As our homes become more and more connected to the Internet and the outside world, we should ask ourselves: is this a good thing? In theory, It seems like a pretty obvious answer. Connecting our Home security systems, Home security cameras, Smart locks, & even household appliances like washer and dryer to the Internet would allow us to check in on our home and our loved ones remotely using her cell phone or another device, ensuring that all of our home security equipment is automatically updated. Nest cameras, for instance, allow us to sleep tight knowing that the footage from any camera can be accessed at any time, As it is securely stored in the cloud rather than on-site. However some of these options posed significant security risks as well, which have not been highlighted in the media. Computerworld’s Darlene Storm did a great analysis of the top 10 “smart” home security systems, reprinted below:
Connected home security systems are connected via the cloud to a mobile device or the web for remote monitoring, and come with a variety of features such as motion detectors, door and window sensors and video cameras with recording capabilities. Although “the intent of these systems is to provide security and remote monitoring to a home owner,” HP researchers said (pdf), “given the vulnerabilities we discovered, the owner of the home security system may not be the only one monitoring the home.”
“The biggest takeaway is the fact that we were able to brute force against all 10 systems, meaning they had the trifecta of fail (enumerable usernames, weak password policy, and no account lockout), meaning we could gather and watch home video remotely,” wrote HP’s Daniel Miessler.
HP Fortify found an “alarmingly high number of authentication and authorization issues along with concerns regarding mobile and cloud-based web interfaces.” Under the category of insufficient authentication and authorization, the researchers reported (pdf):
- 100% allowed the use of weak passwords
- 100% lacked an account lockout mechanism that would prevent automation attacks
- 100% were vulnerable to account harvesting, allowing attackers to guess login credentials and gain access
- Four of seven systems that had cameras, gavethe owner the ability to grant video access to additional users, further exacerbating account harvesting issues.
- Two of the systems allowed video to be streamed locally without authentication
- A single system offered two-factor authentication
“Properly configured transport encryption is especially important since security is a primary function of these home security systems.” Yet regarding the encryption that is critical for protecting “sensitive data such as credentials, person information, device security settings and private video to name a few,” they discovered that “50% exhibited improperly configured or poorly implement SSL/TLS.”
70% of the home security systems allowed “unrestricted account enumeration through their insecure cloud-based interface.” Mobile didn’t fare much better as “50% allowed unrestricted account enumeration through their mobile application interface.”

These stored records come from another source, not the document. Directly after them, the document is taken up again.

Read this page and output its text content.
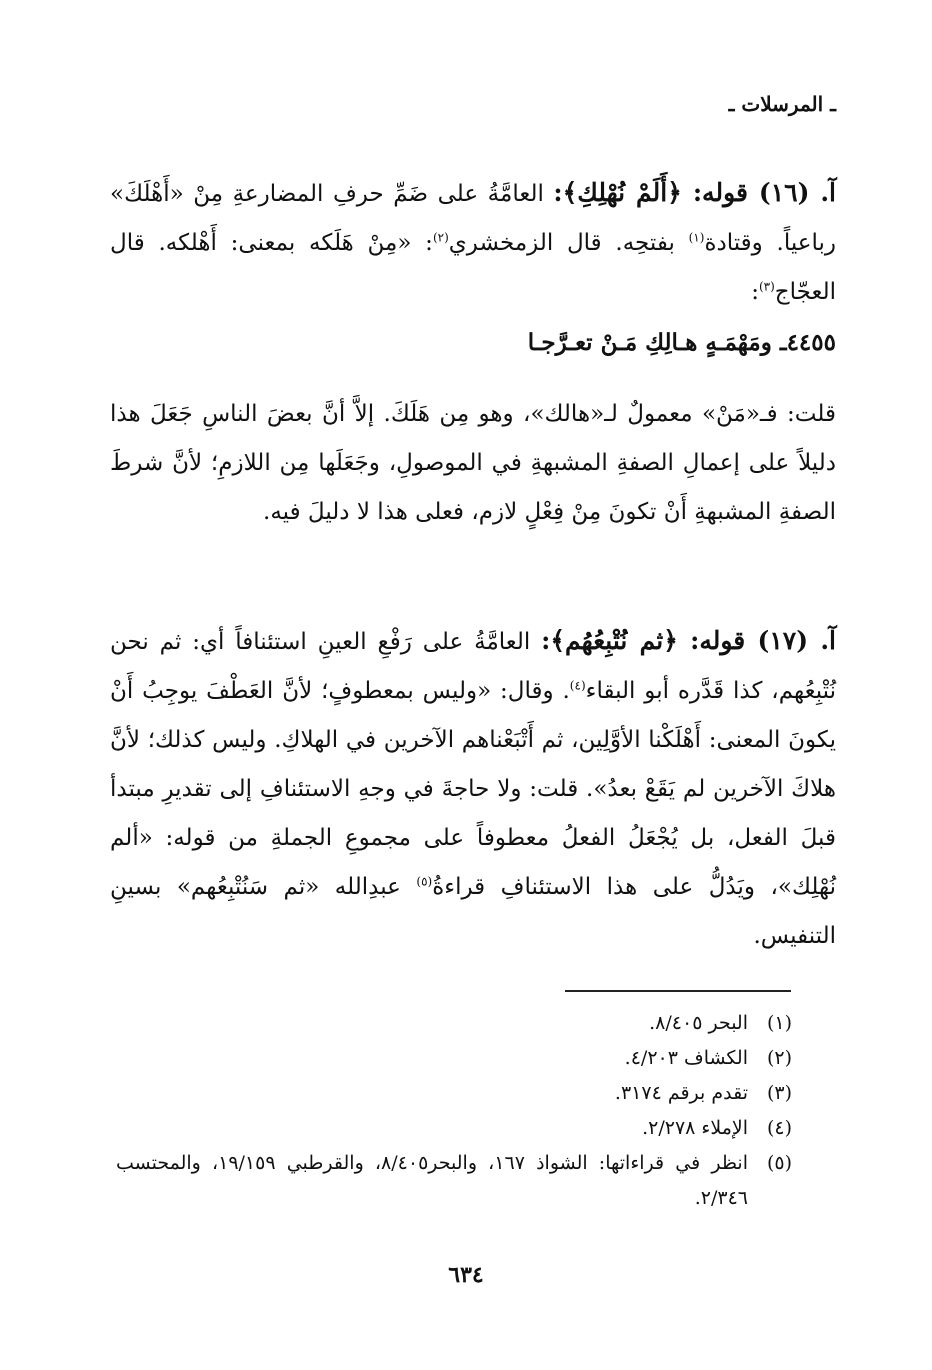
ـ المرسلات ـ
آ. (١٦) قوله: ﴿أَلَمْ نُهْلِكِ﴾: العامَّةُ على ضَمِّ حرفِ المضارعةِ مِنْ «أَهْلَكَ» رباعياً. وقتادة$^{(١)}$ بفتحِه. قال الزمخشري$^{(٢)}$: «مِنْ هَلَكه بمعنى: أَهْلكه. قال العجّاج$^{(٣)}$:
٤٤٥٥ـ ومَهْمَـهٍ هـالِكِ مَـنْ تعـرَّجـا
قلت: فـ«مَنْ» معمولٌ لـ«هالك»، وهو مِن هَلَكَ. إلاَّ أنَّ بعضَ الناسِ جَعَلَ هذا دليلاً على إعمالِ الصفةِ المشبهةِ في الموصولِ، وجَعَلَها مِن اللازمِ؛ لأنَّ شرطَ الصفةِ المشبهةِ أَنْ تكونَ مِنْ فِعْلٍ لازم، فعلى هذا لا دليلَ فيه.
آ. (١٧) قوله: ﴿ثم نُتْبِعُهُم﴾: العامَّةُ على رَفْعِ العينِ استئنافاً أي: ثم نحن نُتْبِعُهم، كذا قَدَّره أبو البقاء$^{(٤)}$. وقال: «وليس بمعطوفٍ؛ لأنَّ العَطْفَ يوجِبُ أَنْ يكونَ المعنى: أَهْلَكْنا الأوَّلِين، ثم أَتْبَعْناهم الآخرين في الهلاكِ. وليس كذلك؛ لأنَّ هلاكَ الآخرين لم يَقَعْ بعدُ». قلت: ولا حاجةَ في وجهِ الاستئنافِ إلى تقديرِ مبتدأ قبلَ الفعل، بل يُجْعَلُ الفعلُ معطوفاً على مجموعِ الجملةِ من قوله: «ألم نُهْلِك»، ويَدُلُّ على هذا الاستئنافِ قراءةُ$^{(٥)}$ عبدِالله «ثم سَنُتْبِعُهم» بسينِ التنفيس.
(١)
البحر ٨/٤٠٥.
(٢)
الكشاف ٤/٢٠٣.
(٣)
تقدم برقم ٣١٧٤.
(٤)
الإملاء ٢/٢٧٨.
(٥)
انظر في قراءاتها: الشواذ ١٦٧، والبحر٨/٤٠٥، والقرطبي ١٩/١٥٩، والمحتسب ٢/٣٤٦.
٦٣٤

Regarding firmware and software, “60% indicated no obvious update capabilities and none offered any kind of automatic update functionality.” One system updated firmware via FTP, which would allow an attacker to capture credentials and have write-access to the update server. Three out of 10 systems let the users decide whether or not to accept the latest firmware update.
FTC chairwoman Edith Ramirez recently warned of privacy threats from IoT device data and of course HP researchers found privacy issues as well. “70% made video streaming available through their cloud-based web interface or mobile application interface.” They added, “These systems carry a concern with data privacy as well as the privacy of video images from inside the home due to the use of video cameras.”